2. Confirm whose compensation deductibility will be limited.

  • To the extent an entity is subject to Section 162(m), the December 2017 amendments to the Code make it easier to determine which employees are covered by the rule. The new definition of a covered employee is now analogous to named executive officers (“NEOs”) whose compensation is required to be reported under the Exchange Act.
    • This definition includes a company’s principal executive officer (“PEO” or more commonly referred to as the “CEO”) and principal financial officer (“PFO” or more commonly referred to as the “CFO”) at any time during the applicable year (or an individual acting in the capacity of a PEO or PFO, as applicable), and the three highest compensated executive officers who are not the PEO or PFO.
  • To determine who the three highest compensated executive offers are, Section 162(m) expressly refers to those employees that would be required to be reported under the Exchange Act (in Rule 3b-7). The company has some latitude to conclude who the appropriate executive officers are, but the key for applying this rule to subsidiaries is to determine whether the executive officers of the subsidiary performs policy making functions for the registrant.
  • Under the revised rules, once an employee becomes a covered employee (starting with 2017), they remain a covered employee indefinitely; in other words, once covered employee status is attained, that status is permanent.
    • For example, if an individual was the PEO of a publicly held corporation for all of 2018 and, in 2020, remains employed by the corporation, but is no longer the PEO (and is not either the PFO or one of the three most highly compensated officers) compensation paid to her in 2020 will remain subject to the $1 million deduction limit.
    • Practical Implications: This means that companies will need to keep a permanent record of their covered employees and will need to track any compensations that is paid in future years (e.g. deferred compensation, options, etc.)
  • Under the revised rules, a company will have at least five covered employees for any tax year—the PEO, the PFO, and the three other most highly compensated officers. However, the number of covered employees is potentially unlimited, because part-year PEOs and PFOs as well as former covered employees remain included in the scope of covered employees.
  • Note, an individual's status as a covered employee is relevant only if compensation is paid with respect to the individual that would otherwise be deductible by the company in that tax year.

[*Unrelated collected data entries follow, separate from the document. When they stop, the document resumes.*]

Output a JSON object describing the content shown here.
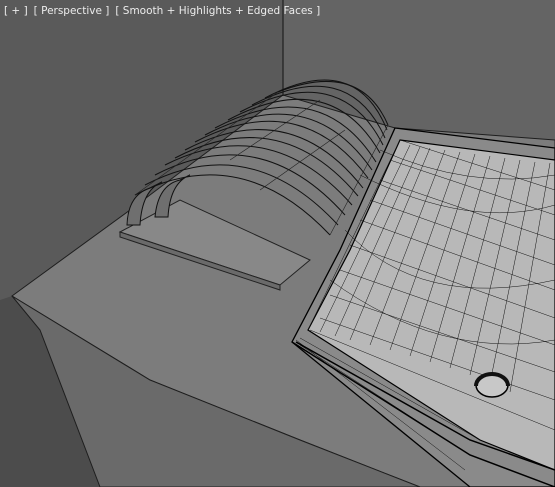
{
  "viewport": {
    "menus": [
      {
        "label": "[ + ]"
      },
      {
        "label": "[ Perspective ]"
      },
      {
        "label": "[ Smooth + Highlights + Edged Faces ]"
      }
    ]
  },
  "colors": {
    "background_wall": "#595959",
    "side_wall": "#4a4a4a",
    "counter_top": "#7f7f7f",
    "counter_front": "#6c6c6c",
    "wireframe": "#000000",
    "basin_inner": "#b9b9b9"
  },
  "scene": {
    "objects": [
      "back-wall",
      "right-wall",
      "counter-top",
      "counter-front",
      "curved-slat-tray",
      "sink-basin-wireframe",
      "drain-plug"
    ]
  }
}
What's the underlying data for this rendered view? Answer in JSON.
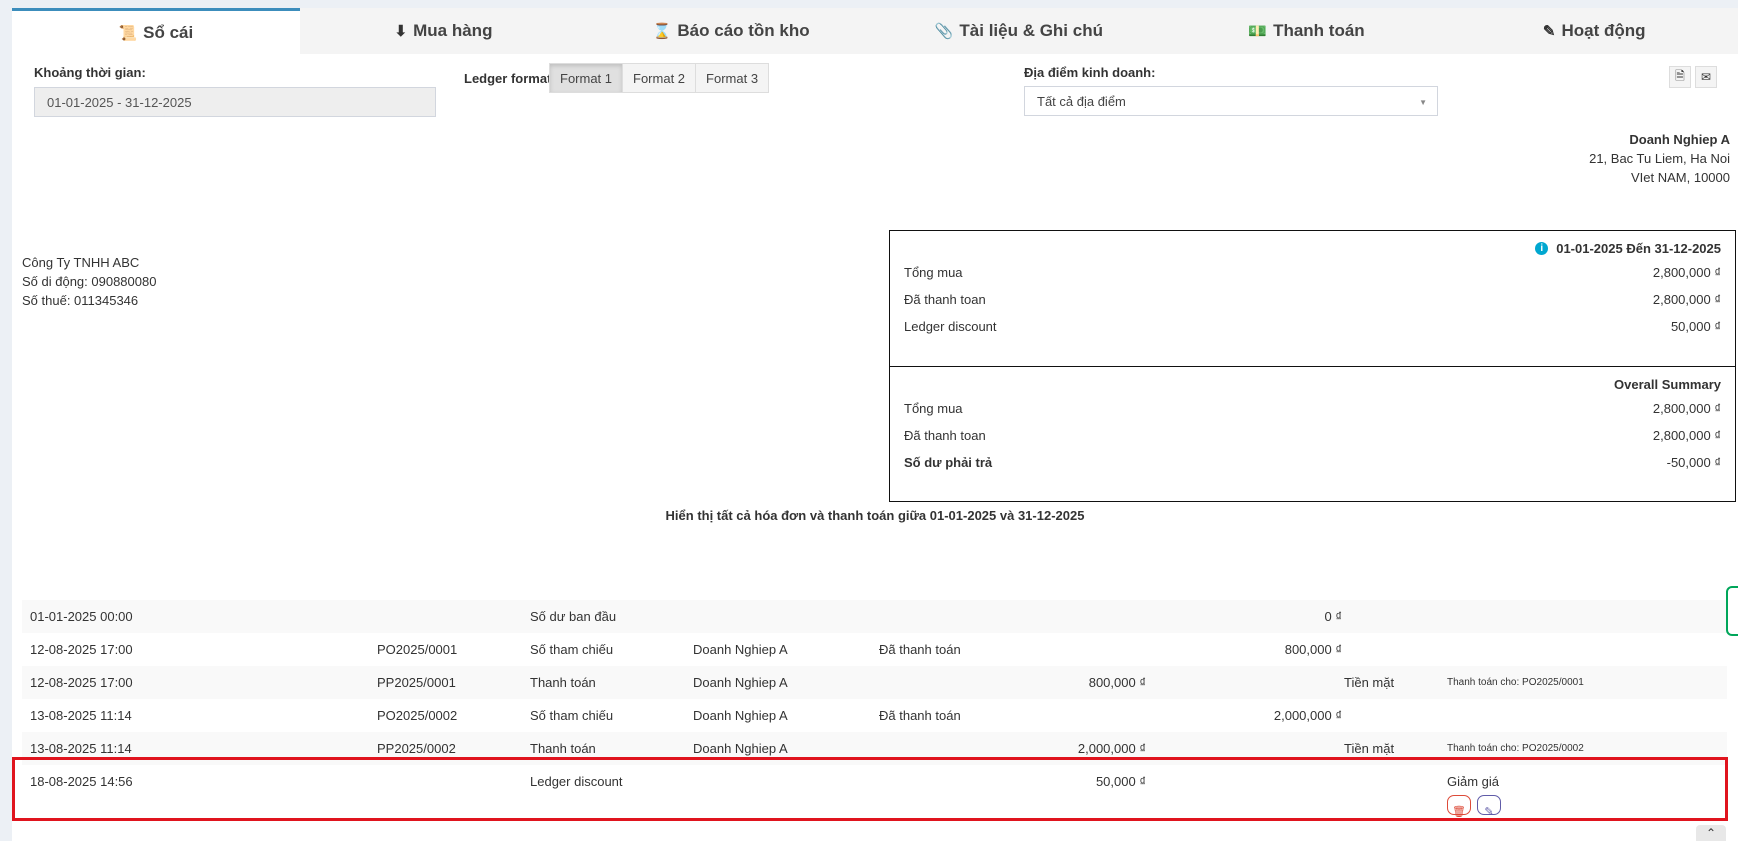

3. Reconsider what counts toward the $1 million limit.

  • Perhaps the most important change to 162(m) concerns the elimination of the performance-based compensation and commission exclusions from the $1 million compensation limit. Under prior law, performance-based compensation and commissions were carved out of the definition of “applicable employee remuneration” (which is relevant for the $1 million cap); however, the new tax act removed these exclusions.
  • Note also that it is expected that companies will continue to favor this type of compensation as a matter of good compensation policy to align pay with performance. It is likely Institutional Shareholder Services (and similar organizations) will also consider this alignment when making their voting recommendation.